Undermined – Tales From the Kimberley

February 12, 2019

Documentary, Review, Theatrical, This Week Leave a Comment

…a powerful and enlightening film.
undermined (2)

Undermined – Tales From the Kimberley

Robert W. Monk
Year: 2018
Rating: M
Director: Nicholas Wrathall
Cast:

Albert Wiggan, Kevin Oscar, June Davis, Anne Poelina, Merle Carter

Distributor: Umbrella
Released: February 21, 2019
Running Time: 92 minutes
Worth: $18.00

FilmInk rates movies out of $20 — the score indicates the amount we believe a ticket to the movie to be worth

…a powerful and enlightening film.

An insightful examination of the threats from irrigated agriculture, pastoralism and intense mining to Kimberley’s remote Aboriginal communities, Undermined – Tales From the Kimberley focuses attention on the often unheard voices and commentaries of people living amidst this ongoing struggle.

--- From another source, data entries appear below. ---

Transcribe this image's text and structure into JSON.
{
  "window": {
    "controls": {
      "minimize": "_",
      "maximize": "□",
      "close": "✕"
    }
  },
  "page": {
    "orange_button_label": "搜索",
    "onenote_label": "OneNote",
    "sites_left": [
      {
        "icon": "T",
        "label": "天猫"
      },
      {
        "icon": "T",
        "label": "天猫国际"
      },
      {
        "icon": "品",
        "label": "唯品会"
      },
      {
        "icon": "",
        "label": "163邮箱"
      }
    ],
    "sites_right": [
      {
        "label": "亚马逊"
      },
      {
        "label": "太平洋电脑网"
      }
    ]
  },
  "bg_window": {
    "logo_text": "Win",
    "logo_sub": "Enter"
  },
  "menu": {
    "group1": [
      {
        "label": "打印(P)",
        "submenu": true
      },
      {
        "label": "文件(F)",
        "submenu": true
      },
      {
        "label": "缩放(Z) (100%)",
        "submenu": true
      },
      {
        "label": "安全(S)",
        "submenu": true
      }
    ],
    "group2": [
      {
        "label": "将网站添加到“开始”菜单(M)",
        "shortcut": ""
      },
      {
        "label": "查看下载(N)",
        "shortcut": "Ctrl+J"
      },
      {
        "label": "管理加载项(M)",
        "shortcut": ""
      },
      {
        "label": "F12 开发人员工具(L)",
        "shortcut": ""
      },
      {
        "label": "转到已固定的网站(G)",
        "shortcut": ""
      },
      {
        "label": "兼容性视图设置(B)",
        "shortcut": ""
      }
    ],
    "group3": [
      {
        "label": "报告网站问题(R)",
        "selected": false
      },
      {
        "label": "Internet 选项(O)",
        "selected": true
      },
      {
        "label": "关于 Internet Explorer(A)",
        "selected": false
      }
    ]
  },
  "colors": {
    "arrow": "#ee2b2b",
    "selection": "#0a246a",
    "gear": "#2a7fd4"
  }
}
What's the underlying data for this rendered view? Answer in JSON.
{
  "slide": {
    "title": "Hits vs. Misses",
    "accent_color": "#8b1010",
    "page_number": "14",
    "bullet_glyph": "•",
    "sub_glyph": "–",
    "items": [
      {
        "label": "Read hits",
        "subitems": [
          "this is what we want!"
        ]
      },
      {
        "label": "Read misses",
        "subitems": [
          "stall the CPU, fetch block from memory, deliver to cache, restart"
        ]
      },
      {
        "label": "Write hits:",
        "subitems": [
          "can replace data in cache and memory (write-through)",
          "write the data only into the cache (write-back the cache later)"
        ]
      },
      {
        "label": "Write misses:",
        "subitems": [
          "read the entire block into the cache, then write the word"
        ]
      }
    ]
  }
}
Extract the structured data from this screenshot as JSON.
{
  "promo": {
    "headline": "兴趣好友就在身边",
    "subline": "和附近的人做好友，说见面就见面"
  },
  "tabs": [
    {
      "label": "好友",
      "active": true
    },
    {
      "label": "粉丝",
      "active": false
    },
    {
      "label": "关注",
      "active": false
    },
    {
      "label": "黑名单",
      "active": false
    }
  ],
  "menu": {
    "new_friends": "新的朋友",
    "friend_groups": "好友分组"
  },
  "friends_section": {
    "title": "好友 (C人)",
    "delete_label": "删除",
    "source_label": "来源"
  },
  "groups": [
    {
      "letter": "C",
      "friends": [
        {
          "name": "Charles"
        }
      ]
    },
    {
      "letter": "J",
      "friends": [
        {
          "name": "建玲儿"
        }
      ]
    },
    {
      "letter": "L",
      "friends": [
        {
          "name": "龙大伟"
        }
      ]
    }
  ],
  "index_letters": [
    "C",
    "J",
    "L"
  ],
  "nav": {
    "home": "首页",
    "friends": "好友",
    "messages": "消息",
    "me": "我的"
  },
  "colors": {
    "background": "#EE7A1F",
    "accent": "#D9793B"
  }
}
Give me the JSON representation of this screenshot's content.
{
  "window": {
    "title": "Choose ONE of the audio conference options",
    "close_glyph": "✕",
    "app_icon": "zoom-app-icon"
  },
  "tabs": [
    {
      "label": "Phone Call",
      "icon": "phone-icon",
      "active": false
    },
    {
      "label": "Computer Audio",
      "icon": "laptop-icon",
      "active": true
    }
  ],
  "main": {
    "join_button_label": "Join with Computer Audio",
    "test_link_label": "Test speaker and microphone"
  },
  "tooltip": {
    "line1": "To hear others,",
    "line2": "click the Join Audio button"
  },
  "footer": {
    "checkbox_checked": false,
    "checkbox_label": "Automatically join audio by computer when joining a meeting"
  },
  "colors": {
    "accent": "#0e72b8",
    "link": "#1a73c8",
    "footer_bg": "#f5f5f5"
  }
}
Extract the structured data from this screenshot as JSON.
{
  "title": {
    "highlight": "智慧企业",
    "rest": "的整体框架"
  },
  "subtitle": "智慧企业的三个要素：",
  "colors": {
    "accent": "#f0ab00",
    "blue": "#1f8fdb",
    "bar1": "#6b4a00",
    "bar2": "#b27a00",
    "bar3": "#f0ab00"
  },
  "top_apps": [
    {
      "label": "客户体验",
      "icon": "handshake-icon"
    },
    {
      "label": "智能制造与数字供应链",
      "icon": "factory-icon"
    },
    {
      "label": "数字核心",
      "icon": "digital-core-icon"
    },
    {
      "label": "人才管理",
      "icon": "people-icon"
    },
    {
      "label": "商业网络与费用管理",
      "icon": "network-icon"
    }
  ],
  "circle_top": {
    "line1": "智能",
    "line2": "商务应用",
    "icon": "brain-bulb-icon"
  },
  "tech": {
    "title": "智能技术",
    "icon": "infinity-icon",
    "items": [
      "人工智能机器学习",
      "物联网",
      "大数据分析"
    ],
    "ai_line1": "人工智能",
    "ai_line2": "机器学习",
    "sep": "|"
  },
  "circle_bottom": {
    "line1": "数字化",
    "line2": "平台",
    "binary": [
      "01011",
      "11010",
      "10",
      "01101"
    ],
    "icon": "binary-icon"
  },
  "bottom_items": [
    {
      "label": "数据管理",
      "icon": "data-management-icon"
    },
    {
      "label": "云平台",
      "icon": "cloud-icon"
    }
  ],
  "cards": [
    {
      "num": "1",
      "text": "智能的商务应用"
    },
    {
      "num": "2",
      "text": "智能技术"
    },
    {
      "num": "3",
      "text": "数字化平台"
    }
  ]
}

Written and developed with producer Stephanie King, Nicholas Wrathall’s (Gore Vidal – The United States of Amnesia) film is an eye-opening look at the impact of sustained pressure from big business on the culture and society of residents in the Kimberley. The film follows veteran cattleman Kevin Oscar, Senior Elder June Davis and community leader Albert Wiggan as they strive to preserve their country and their culture. Also including commentary from Dr. Anne Poelina, the film is an urgent call for greater communication and understanding.

The vast unspoilt wilderness of the spectacular Kimberley region in the north west and its superb coastlines are captured beautifully. The magnificent ancient land is set to the music and words of the people, with folk music from the communities involved painting an extra layer of meaning and resonance.

The Kimberley is currently at the centre of not only an unprecedented land grab, but is also the location of a spate of recent youth suicides. These are tragedies that have, after intense scrutiny, been judged by coroner Ros Fogliani to have been shaped by “the crushing effects of inter-generational trauma”.

Made before this judgement, but very much in full knowledge of the devastation experienced in the land, the film looks at the damage done to not only the land, but also to the culture and identity of First Nations people of the region. As deals and proposals for projects continue to roll in, it asks ‘for whose benefit is this development?’

The film skilfully deploys a non-traditional, hybrid style of documentary, driven not only by thorough investigative journalism, but most importantly by the personal stories of the characters at the front line.

It is the connection between country and culture that is at the heart of the tales detailed in the film. Panning out of the close ups on local communities whenever relevant in order to provide context and background, the painful facts surrounding the narratives of the central figures are given in full detail. We discover that attempts to develop and impose an outside way of using the land are often proposed quickly, with unfavourable terms offered. The status of land rights, and how they can be used to give authority to a proposed business venture, is also closely studied.

Inextricably linked to the process of unwanted development is the forced closure of communities and the relocation of First Nations residents; effectively leaving young people lost and homeless in towns and cities far away from the country that they so strongly identify with. The film visits lost Kimberley communities, where all the young have been forced to move, either through necessity or otherwise, and finds places lost in pain and hurt.

Acting as a stark reminder of the importance to look at issues that are at once both complex and straightforward, Undermined – Tales From the Kimberley is a powerful and enlightening film. It highlights the fundamental necessity to hear, listen and understand from those that know the realities of the situation far better than anyone else.